Setiap organisme memiliki karakteristik mikroba yang berbeda yang bertindak seperti sidik jari. Mikrobioma, komunitas mikroba yang terkait dengan sisa-sisa yang membusuk, memainkan peran penting dalam pembusukan. Mikroba tertentu hadir selama berbagai tahap pembusukan, yang berkontribusi terhadap kerusakan jaringan dan daur ulang nutrisi. Penyelidik forensik dapat mengambil sampel mikroba apa yang hidup dalam mayat untuk menyimpulkan berapa lama seseorang meninggal berdasarkan susunan populasi mikroba.
Studi kami difokuskan pada identifikasi pola umum dalam perubahan mikroba yang terjadi selama dekomposisi di lingkungan yang sangat dingin. Selama periode 23 minggu, kami mengumpulkan dan menganalisis 393 sampel mikroba dari dalam dan luar hidung babi mati yang tertutup salju. Babi mengalami dekomposisi serupa dengan manusia dan umumnya digunakan dalam penelitian forensik. Kami mengembangkan model untuk memperkirakan interval post-mortem dengan memasangkan data genetik mikroba dengan data lingkungan seperti kedalaman salju dan suhu luar ruangan.

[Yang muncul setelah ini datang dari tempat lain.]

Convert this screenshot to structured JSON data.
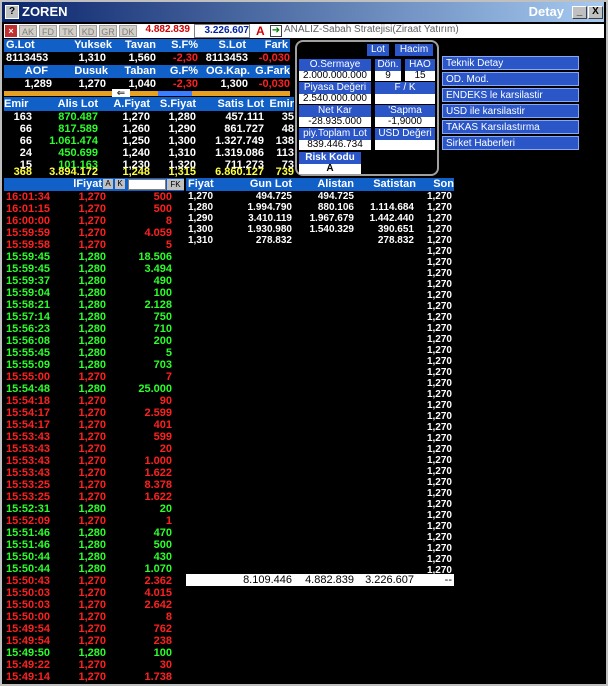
{
  "window": {
    "title": "ZOREN",
    "detail_label": "Detay",
    "min": "_",
    "close": "X"
  },
  "toolbar": {
    "buttons": [
      "AK",
      "FD",
      "TK",
      "KD",
      "GR",
      "DK"
    ],
    "value1": "4.882.839",
    "value2": "3.226.607",
    "a_label": "A",
    "analysis_text": "ANALIZ-Sabah Stratejisi(Ziraat Yatırım)"
  },
  "summary": {
    "h1": [
      "G.Lot",
      "Yuksek",
      "Tavan",
      "S.F%",
      "S.Lot",
      "Fark"
    ],
    "v1": [
      "8113453",
      "1,310",
      "1,560",
      "-2,30",
      "8113453",
      "-0,030"
    ],
    "h2": [
      "AOF",
      "Dusuk",
      "Taban",
      "G.F%",
      "OG.Kap.",
      "G.Fark"
    ],
    "v2": [
      "1,289",
      "1,270",
      "1,040",
      "-2,30",
      "1,300",
      "-0,030"
    ]
  },
  "depth": {
    "headers": [
      "Emir",
      "Alis Lot",
      "A.Fiyat",
      "S.Fiyat",
      "Satis Lot",
      "Emir"
    ],
    "rows": [
      [
        "163",
        "870.487",
        "1,270",
        "1,280",
        "457.111",
        "35"
      ],
      [
        "66",
        "817.589",
        "1,260",
        "1,290",
        "861.727",
        "48"
      ],
      [
        "66",
        "1.061.474",
        "1,250",
        "1,300",
        "1.327.749",
        "138"
      ],
      [
        "24",
        "450.699",
        "1,240",
        "1,310",
        "1.319.086",
        "113"
      ],
      [
        "15",
        "101.163",
        "1,230",
        "1,320",
        "711.273",
        "73"
      ]
    ],
    "total": [
      "368",
      "3.894.172",
      "1,248",
      "1,315",
      "6.860.127",
      "739"
    ]
  },
  "popup": {
    "lot": "Lot",
    "hacim": "Hacim",
    "osermaye": "O.Sermaye",
    "osermaye_val": "2.000.000.000",
    "don": "Dön.",
    "don_val": "9",
    "hao": "HAO",
    "hao_val": "15",
    "piyasa": "Piyasa Değeri",
    "piyasa_val": "2.540.000.000",
    "fk": "F / K",
    "fk_val": "",
    "netkar": "Net Kar",
    "netkar_val": "-28.935.000",
    "sapma": "'Sapma",
    "sapma_val": "-1,9000",
    "piytoplam": "piy.Toplam Lot",
    "piytoplam_val": "839.446.734",
    "usd": "USD Değeri",
    "usd_val": "",
    "risk": "Risk Kodu",
    "risk_val": "A"
  },
  "side_buttons": [
    "Teknik Detay",
    "OD. Mod.",
    "ENDEKS le karsilastir",
    "USD ile karsilastir",
    "TAKAS Karsılastırma",
    "Sirket Haberleri"
  ],
  "trades": {
    "header": "lFiyat",
    "a_btn": "A",
    "k_btn": "K",
    "fk_btn": "FK",
    "rows": [
      [
        "16:01:34",
        "1,270",
        "500",
        "r"
      ],
      [
        "16:01:15",
        "1,270",
        "500",
        "r"
      ],
      [
        "16:00:00",
        "1,270",
        "8",
        "r"
      ],
      [
        "15:59:59",
        "1,270",
        "4.059",
        "r"
      ],
      [
        "15:59:58",
        "1,270",
        "5",
        "r"
      ],
      [
        "15:59:45",
        "1,280",
        "18.506",
        "g"
      ],
      [
        "15:59:45",
        "1,280",
        "3.494",
        "g"
      ],
      [
        "15:59:37",
        "1,280",
        "490",
        "g"
      ],
      [
        "15:59:04",
        "1,280",
        "100",
        "g"
      ],
      [
        "15:58:21",
        "1,280",
        "2.128",
        "g"
      ],
      [
        "15:57:14",
        "1,280",
        "750",
        "g"
      ],
      [
        "15:56:23",
        "1,280",
        "710",
        "g"
      ],
      [
        "15:56:08",
        "1,280",
        "200",
        "g"
      ],
      [
        "15:55:45",
        "1,280",
        "5",
        "g"
      ],
      [
        "15:55:09",
        "1,280",
        "703",
        "g"
      ],
      [
        "15:55:00",
        "1,270",
        "7",
        "r"
      ],
      [
        "15:54:48",
        "1,280",
        "25.000",
        "g"
      ],
      [
        "15:54:18",
        "1,270",
        "90",
        "r"
      ],
      [
        "15:54:17",
        "1,270",
        "2.599",
        "r"
      ],
      [
        "15:54:17",
        "1,270",
        "401",
        "r"
      ],
      [
        "15:53:43",
        "1,270",
        "599",
        "r"
      ],
      [
        "15:53:43",
        "1,270",
        "20",
        "r"
      ],
      [
        "15:53:43",
        "1,270",
        "1.000",
        "r"
      ],
      [
        "15:53:43",
        "1,270",
        "1.622",
        "r"
      ],
      [
        "15:53:25",
        "1,270",
        "8.378",
        "r"
      ],
      [
        "15:53:25",
        "1,270",
        "1.622",
        "r"
      ],
      [
        "15:52:31",
        "1,280",
        "20",
        "g"
      ],
      [
        "15:52:09",
        "1,270",
        "1",
        "r"
      ],
      [
        "15:51:46",
        "1,280",
        "470",
        "g"
      ],
      [
        "15:51:46",
        "1,280",
        "500",
        "g"
      ],
      [
        "15:50:44",
        "1,280",
        "430",
        "g"
      ],
      [
        "15:50:44",
        "1,280",
        "1.070",
        "g"
      ],
      [
        "15:50:43",
        "1,270",
        "2.362",
        "r"
      ],
      [
        "15:50:03",
        "1,270",
        "4.015",
        "r"
      ],
      [
        "15:50:03",
        "1,270",
        "2.642",
        "r"
      ],
      [
        "15:50:00",
        "1,270",
        "8",
        "r"
      ],
      [
        "15:49:54",
        "1,270",
        "762",
        "r"
      ],
      [
        "15:49:54",
        "1,270",
        "238",
        "r"
      ],
      [
        "15:49:50",
        "1,280",
        "100",
        "g"
      ],
      [
        "15:49:22",
        "1,270",
        "30",
        "r"
      ],
      [
        "15:49:14",
        "1,270",
        "1.738",
        "r"
      ]
    ]
  },
  "price_table": {
    "headers": [
      "Fiyat",
      "Gun Lot",
      "Alistan",
      "Satistan",
      "Son"
    ],
    "rows": [
      [
        "1,270",
        "494.725",
        "494.725",
        "",
        "1,270"
      ],
      [
        "1,280",
        "1.994.790",
        "880.106",
        "1.114.684",
        "1,270"
      ],
      [
        "1,290",
        "3.410.119",
        "1.967.679",
        "1.442.440",
        "1,270"
      ],
      [
        "1,300",
        "1.930.980",
        "1.540.329",
        "390.651",
        "1,270"
      ],
      [
        "1,310",
        "278.832",
        "",
        "278.832",
        "1,270"
      ]
    ],
    "son_extra": [
      "1,270",
      "1,270",
      "1,270",
      "1,270",
      "1,270",
      "1,270",
      "1,270",
      "1,270",
      "1,270",
      "1,270",
      "1,270",
      "1,270",
      "1,270",
      "1,270",
      "1,270",
      "1,270",
      "1,270",
      "1,270",
      "1,270",
      "1,270",
      "1,270",
      "1,270",
      "1,270",
      "1,270",
      "1,270",
      "1,270",
      "1,270",
      "1,270",
      "1,270",
      "1,270"
    ],
    "total": [
      "8.109.446",
      "4.882.839",
      "3.226.607",
      "--"
    ]
  }
}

Secara keseluruhan, kami menemukan bahwa spesies bakteri Bakteri PsikrobakterBahasa Indonesia: Penyakit pseudomonasDan Bakteri Karnobakteri dapat memprediksi waktu setelah kematian dengan paling baik dalam kondisi musim dingin ekstrem hingga enam bulan setelah kematian, dengan margin kesalahan sedikit lebih dari sembilan hari.
Kami menemukan bahwa spesies bakteri yang berbeda paling melimpah pada interval waktu yang berbeda. Misalnya, tingkat Bakteri Psikrobakter meningkat lima minggu setelah kematian dan paling banyak jumlahnya pada sepuluh minggu, sementara Penyakit pseudomonas meningkat antara lima hingga sembilan minggu dan mencapai puncaknya pada minggu ke-18.
Meningkatkan forensik
Kematian sering kali menjadi topik yang tidak mengenakkan untuk dibicarakan. Namun dari sudut pandang forensik, memiliki teknik dan metode untuk menentukan kapan seseorang telah meninggal dapat membantu menghadirkan keadilan dan kedamaian bagi orang-orang terkasih.
Studi kami menemukan bahwa dekomposisi tidak sepenuhnya berhenti bahkan di lingkungan yang dingin. Mempelajari lingkungan mikro — kondisi lokal di sekitar tubuh, termasuk suhu, kelembapan, dan aktivitas mikroba — dapat mengungkap informasi penting tentang proses dekomposisi. Spesies mikroba utama yang kami identifikasi berfungsi sebagai biomarker kematian, yang memungkinkan kami mengembangkan model waktu kematian yang dapat digunakan peneliti untuk mengatasi keterbatasan hanya dengan memeriksa jenazah secara visual.
Mikroba dapat menjadi bagian penting dari teka-teki selama proses investigasi kematian dengan membantu membangun garis waktu yang lebih tepat, bahkan dalam kondisi ekstrem.
Artikel ini awalnya diterbitkan di The Conversation oleh Noemi Procopio di University of Central Lancashire dan Lavinia Iancu di University of North Dakota. Baca artikel aslinya di sini.